Избранные произведения в 5 томах. Книга 2: Флейта Аарона. Рассказы
  • Текст добавлен: 19 июля 2017, 11:00

Текст книги "Избранные произведения в 5 томах. Книга 2: Флейта Аарона. Рассказы"


Автор книги: Дэвид Герберт Лоуренс


Жанр:

   

Прочая проза


сообщить о нарушении

Текущая страница: 15 (всего у книги 17 страниц)
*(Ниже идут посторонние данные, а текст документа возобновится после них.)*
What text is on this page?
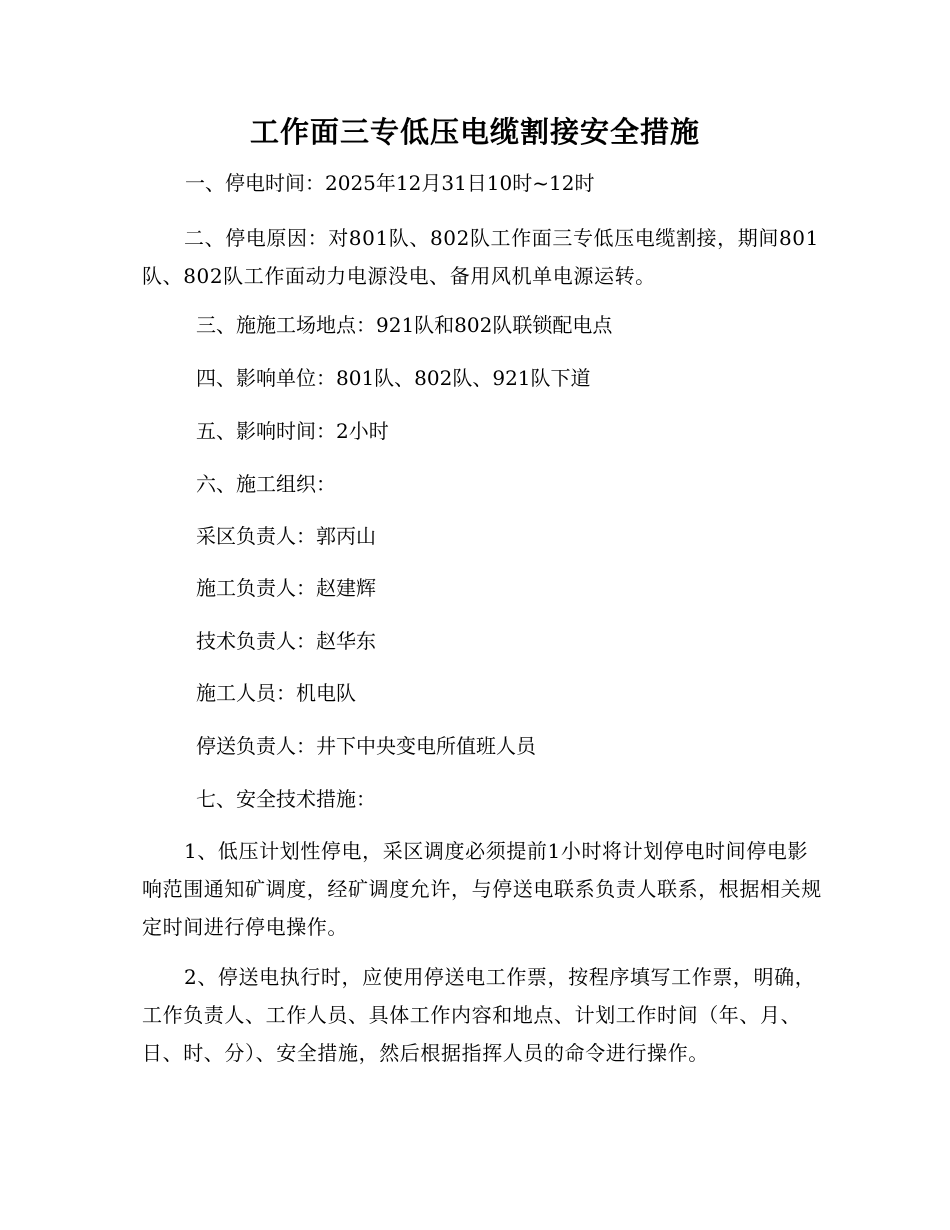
工作面三专低压电缆割接安全措施
一、停电时间：2025年12月31日10时~12时
二、停电原因：对801队、802队工作面三专低压电缆割接，期间801队、802队工作面动力电源没电、备用风机单电源运转。
三、施施工场地点：921队和802队联锁配电点
四、影响单位：801队、802队、921队下道
五、影响时间：2小时
六、施工组织：
采区负责人：郭丙山
施工负责人：赵建辉
技术负责人：赵华东
施工人员：机电队
停送负责人：井下中央变电所值班人员
七、安全技术措施：
1、低压计划性停电，采区调度必须提前1小时将计划停电时间停电影响范围通知矿调度，经矿调度允许，与停送电联系负责人联系，根据相关规定时间进行停电操作。
2、停送电执行时，应使用停送电工作票，按程序填写工作票，明确，工作负责人、工作人员、具体工作内容和地点、计划工作时间（年、月、日、时、分）、安全措施，然后根据指挥人员的命令进行操作。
Он был прусский аристократ, надменный и властный, но мать его была польская графиня. Наделав в юности слишком много карточных долгов, он погубил свою армейскую карьеру, так и оставшись пехотным капитаном. Женат он никогда не был: этого не позволяло его положение, да и не одна женщина не подвигла его на это. Досуг он проводил, занимаясь верховой ездой – иногда он принимал участие в скачках на одной из собственных лошадей, – но чаще в офицерском клубе. Время от времени он заводил любовницу. Но после подобного приключения возвращался к своим обязанностям с еще более напряженным лицом, с еще более враждебными и раздраженными глазами. С солдатами, однако, он держался бесстрастно, хотя, войдя в раж, превращался в сущего дьявола, так что они, хотя и боялись его, не испытывали к нему особого отвращения, принимая его как неизбежность.

С денщиком он был поначалу холоден, равнодушен, справедлив: из-за пустяков скандалов не устраивал. Поэтому слуга его не знал о нем практически ничего, за исключением того лишь, какие приказания тот отдаст и каким образом их исполнять, чтобы ему угодить. Это было совсем просто. Потом постепенно произошла перемена.

Денщик, парень лет двадцати двух, был среднего роста, хорошего сложения, с сильными, тяжелыми руками и ногами, смуглой кожей и мягкими черными молодыми усами. В нем было что-то очень теплое и юное. Из-под четко очерченных бровей смотрели темные, ничего не выражавшие глаза, в которых, казалось, никогда не было мысли, и жизнь он воспринимал лишь непосредственно через чувства, действуя, как подсказывает инстинкт.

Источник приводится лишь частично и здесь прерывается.